American soccer player (born 1997)

Jared Timmer (born April 29, 1997) is an American soccer player who currently plays for Sacramento Republic in the USL Championship.

==Career==
===College and amateur===
Timmer played college soccer for over five seasons at Butler University between 2015 and 2019, making 67 appearances, scoring 6 goals and tallying 13 assists.
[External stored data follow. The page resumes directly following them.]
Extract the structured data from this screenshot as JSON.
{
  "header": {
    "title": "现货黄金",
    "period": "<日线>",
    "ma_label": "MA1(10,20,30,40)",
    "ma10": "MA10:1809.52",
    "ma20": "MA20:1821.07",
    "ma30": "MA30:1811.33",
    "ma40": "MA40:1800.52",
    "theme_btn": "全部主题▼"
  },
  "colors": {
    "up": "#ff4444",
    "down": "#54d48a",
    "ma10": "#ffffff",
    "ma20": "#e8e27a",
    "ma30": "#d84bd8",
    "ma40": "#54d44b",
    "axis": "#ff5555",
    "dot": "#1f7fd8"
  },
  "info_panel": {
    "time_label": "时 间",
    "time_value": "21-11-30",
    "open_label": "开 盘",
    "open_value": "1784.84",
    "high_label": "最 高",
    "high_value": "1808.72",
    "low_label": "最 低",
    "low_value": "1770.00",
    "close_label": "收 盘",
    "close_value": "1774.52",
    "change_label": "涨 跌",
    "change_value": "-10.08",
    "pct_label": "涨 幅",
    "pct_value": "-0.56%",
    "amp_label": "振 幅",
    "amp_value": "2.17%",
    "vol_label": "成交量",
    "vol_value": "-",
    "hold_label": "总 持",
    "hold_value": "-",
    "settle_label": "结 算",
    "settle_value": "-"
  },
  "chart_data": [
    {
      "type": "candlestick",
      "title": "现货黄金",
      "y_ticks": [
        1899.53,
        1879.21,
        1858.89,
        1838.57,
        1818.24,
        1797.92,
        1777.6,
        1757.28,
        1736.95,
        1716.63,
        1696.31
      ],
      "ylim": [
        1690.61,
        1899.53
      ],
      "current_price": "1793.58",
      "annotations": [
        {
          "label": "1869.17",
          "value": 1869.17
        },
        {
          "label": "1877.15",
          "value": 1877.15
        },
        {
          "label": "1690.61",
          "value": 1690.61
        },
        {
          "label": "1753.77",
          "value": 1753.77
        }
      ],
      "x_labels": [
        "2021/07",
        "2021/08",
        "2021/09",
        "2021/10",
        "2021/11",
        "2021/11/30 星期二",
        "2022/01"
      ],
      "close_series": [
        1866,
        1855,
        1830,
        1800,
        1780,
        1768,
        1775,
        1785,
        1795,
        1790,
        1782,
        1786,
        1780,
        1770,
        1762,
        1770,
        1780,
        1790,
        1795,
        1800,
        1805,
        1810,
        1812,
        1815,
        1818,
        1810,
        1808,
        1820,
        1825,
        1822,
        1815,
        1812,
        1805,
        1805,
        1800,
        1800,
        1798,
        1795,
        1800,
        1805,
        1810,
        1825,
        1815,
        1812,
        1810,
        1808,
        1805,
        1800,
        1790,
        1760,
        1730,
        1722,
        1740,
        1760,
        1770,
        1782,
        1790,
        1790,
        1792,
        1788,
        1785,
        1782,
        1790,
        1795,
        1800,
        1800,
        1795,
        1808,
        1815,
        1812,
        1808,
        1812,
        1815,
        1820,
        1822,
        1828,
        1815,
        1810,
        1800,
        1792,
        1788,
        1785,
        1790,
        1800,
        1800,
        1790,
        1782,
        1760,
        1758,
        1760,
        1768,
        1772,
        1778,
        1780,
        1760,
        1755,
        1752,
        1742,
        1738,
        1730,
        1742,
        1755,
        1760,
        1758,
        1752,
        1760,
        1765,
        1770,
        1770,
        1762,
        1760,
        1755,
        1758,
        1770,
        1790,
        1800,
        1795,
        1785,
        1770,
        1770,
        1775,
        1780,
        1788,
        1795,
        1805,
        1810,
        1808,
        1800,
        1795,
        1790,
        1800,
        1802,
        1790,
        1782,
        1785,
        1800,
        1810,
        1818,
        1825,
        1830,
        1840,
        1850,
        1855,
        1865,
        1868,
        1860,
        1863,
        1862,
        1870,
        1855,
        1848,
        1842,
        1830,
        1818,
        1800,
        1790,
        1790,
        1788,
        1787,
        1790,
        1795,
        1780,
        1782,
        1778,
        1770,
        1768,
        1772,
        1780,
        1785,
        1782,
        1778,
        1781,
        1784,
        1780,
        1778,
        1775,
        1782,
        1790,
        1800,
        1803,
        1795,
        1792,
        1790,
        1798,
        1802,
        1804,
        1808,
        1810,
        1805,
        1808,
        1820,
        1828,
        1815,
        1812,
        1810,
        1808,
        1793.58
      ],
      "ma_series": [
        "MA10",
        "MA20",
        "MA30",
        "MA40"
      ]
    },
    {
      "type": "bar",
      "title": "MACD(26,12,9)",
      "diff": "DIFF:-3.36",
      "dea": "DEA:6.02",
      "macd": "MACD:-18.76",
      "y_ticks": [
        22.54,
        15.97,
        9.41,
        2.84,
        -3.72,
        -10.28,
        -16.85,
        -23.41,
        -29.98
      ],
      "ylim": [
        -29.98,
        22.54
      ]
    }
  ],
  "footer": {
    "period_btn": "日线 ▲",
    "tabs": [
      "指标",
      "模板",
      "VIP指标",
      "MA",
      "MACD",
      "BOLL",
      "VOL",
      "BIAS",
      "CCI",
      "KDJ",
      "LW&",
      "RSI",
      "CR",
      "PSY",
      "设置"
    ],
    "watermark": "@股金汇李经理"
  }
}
Timmer captained the team for his final three seasons at Butler.

Whilst at college, Timmer played with NPSL side Grand Rapids FC in 2016. In 2017, 2018 and 2019, Timmer played in the USL League Two with Flint City Bucks, helping the team win the USL League Two title in 2019.

===Professional===
On March 3, 2020, Timmer joined USL Championship side Reno 1868. He made his debut on July 29, 2020, appearing as a half-time substitute during a 4–1 win over Portland Timbers 2. Reno folded their team on November 6, 2020, due to the financial impact of the COVID-19 pandemic.

On December 11, 2020, Timmer joined USL Championship club Indy Eleven ahead of their 2021 season. He was released by Indy Eleven on November 30, 2022, following the conclusion of the 2022 season.

Timmer was announced as a new signing USL Championship side Sacramento Republic ahead of their 2023 season.